2. `=DIV(X() - 4, 10)` Now, we subtract 4 (or whatever we got from the first query) and divide by 10 to get the second digit ((34 - 4) / 10 = 3). We need the "-4", otherwise 34 / 10 = 3.4 does not match any row.
3. If the number is even longer, e.g. 134, the DIV-query shows 0 results (because the answer is 13), in which case, I used `DIV(X() - 104, 10`, so (134 - 104) / 10 = 3. And we will never deal with numbers larger than 127 actually. (in this challenge)
*Strings* : If we have strings, we take the ascii values of the characters and do the above number extracting using
`=UNICODE(MID (string, charPos, 1))` and do this for every charPos.
#### Final Exploit strategy
1. We find where stuff is located in the other sheet: `=COUNTA(QUERY(IMPORTRANGE("1MD4O3pFoQY59_YoW_ZzxRUg-rBgHFlAaYxnNABmqc3A","A:Z"), "SELECT Col1"))` This counts every filled cell in the first column of the hidden sheet. The answer is 10 for Col1 and Col2 (so, filter shows no rows), i think it was 2 for Col3 and 1 for Col15. So, flag is probably in Col15. We found it. But need to extract it.
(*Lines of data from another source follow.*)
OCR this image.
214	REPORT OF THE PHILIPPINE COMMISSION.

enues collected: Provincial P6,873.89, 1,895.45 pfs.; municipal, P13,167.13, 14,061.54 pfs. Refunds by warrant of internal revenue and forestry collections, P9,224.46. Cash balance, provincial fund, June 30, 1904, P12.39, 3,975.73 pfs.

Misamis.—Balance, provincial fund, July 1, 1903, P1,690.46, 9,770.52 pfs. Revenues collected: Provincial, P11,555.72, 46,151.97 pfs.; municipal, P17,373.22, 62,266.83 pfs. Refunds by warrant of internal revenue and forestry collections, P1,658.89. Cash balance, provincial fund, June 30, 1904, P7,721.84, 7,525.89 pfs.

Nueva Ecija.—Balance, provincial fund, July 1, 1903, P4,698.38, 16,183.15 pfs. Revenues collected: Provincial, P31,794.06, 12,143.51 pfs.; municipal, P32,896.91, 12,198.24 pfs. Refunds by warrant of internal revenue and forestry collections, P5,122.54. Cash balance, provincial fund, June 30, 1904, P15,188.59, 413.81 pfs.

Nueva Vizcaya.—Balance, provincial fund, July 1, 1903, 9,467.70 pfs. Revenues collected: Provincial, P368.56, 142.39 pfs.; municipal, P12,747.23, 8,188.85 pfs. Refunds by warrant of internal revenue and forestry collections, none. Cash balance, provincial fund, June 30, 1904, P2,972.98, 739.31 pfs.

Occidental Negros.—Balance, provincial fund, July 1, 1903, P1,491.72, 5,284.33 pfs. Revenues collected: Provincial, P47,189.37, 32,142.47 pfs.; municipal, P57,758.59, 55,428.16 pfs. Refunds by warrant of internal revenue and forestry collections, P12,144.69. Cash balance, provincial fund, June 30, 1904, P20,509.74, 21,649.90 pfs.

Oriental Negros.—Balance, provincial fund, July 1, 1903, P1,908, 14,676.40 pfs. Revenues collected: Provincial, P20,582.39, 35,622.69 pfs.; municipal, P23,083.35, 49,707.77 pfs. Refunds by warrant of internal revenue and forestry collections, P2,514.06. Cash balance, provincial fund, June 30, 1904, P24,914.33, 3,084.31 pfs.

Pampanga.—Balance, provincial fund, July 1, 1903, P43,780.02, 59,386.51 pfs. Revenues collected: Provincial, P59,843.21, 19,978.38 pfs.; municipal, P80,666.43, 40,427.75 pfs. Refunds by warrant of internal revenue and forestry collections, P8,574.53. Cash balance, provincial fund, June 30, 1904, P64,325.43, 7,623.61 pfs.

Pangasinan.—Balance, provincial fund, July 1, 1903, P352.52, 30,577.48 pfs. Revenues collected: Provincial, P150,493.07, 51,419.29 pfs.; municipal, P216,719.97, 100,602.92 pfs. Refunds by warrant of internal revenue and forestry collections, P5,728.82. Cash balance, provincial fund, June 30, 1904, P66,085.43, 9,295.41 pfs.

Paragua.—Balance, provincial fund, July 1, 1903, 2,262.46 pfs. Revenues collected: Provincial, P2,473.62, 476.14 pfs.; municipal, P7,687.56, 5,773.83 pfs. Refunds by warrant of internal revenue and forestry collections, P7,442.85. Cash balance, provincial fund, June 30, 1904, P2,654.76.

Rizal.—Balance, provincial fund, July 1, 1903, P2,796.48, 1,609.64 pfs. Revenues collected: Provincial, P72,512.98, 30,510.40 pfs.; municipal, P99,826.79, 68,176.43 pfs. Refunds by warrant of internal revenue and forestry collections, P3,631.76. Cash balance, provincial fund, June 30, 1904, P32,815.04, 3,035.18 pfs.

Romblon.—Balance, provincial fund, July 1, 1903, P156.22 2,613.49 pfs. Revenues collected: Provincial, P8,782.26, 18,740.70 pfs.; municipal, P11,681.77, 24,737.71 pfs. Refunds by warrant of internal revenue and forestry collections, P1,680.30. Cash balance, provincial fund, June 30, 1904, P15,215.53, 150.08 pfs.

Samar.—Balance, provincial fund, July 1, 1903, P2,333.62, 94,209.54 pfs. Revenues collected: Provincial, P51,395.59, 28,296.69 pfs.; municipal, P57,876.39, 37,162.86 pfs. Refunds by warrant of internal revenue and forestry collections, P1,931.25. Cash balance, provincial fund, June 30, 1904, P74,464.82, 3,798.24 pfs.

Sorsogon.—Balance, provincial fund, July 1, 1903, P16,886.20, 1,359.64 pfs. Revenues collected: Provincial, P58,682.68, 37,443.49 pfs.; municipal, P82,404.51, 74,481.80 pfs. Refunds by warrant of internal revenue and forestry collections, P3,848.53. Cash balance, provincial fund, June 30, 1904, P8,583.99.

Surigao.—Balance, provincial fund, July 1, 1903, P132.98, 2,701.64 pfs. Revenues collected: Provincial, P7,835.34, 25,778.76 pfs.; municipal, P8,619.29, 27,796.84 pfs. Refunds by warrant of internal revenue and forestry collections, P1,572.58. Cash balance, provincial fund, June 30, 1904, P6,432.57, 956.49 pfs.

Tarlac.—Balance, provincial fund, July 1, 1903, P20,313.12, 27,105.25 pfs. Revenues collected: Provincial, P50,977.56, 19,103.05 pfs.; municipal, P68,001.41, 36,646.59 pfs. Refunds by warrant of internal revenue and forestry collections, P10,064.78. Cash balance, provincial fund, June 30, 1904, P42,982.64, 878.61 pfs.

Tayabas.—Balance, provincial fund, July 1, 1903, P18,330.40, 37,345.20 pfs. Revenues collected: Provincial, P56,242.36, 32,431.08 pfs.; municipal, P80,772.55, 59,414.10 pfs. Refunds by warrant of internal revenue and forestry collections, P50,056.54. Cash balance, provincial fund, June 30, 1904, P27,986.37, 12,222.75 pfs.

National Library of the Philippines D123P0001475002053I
2. Our basic query is `QUERY(IMPORTRANGE("1MD4O3pFoQY59_YoW_ZzxRUg-rBgHFlAaYxnNABmqc3A","A:Z"), "SELECT Col15 WHERE Col15 LIKE '_%' ")` . The `WHERE` selects only those rows with actual content. So only the flag cell.
3. The result to the previous query is a string and we apply our string extracting, and long number extracting to successivly extract the single characters. Takes a long time to do, but gets a flag in the end. On of this queries looks like this: ``=MOD(UNICODE(MID(QUERY(IMPORTRANGE("1MD4O3pFoQY59_YoW_ZzxRUg-rBgHFlAaYxnNABmqc3A","A:Z"), "SELECT Col15 WHERE Col15 LIKE '_%' "),3,1)),10)`` Which is part of the extracting of the third character of the flag cell.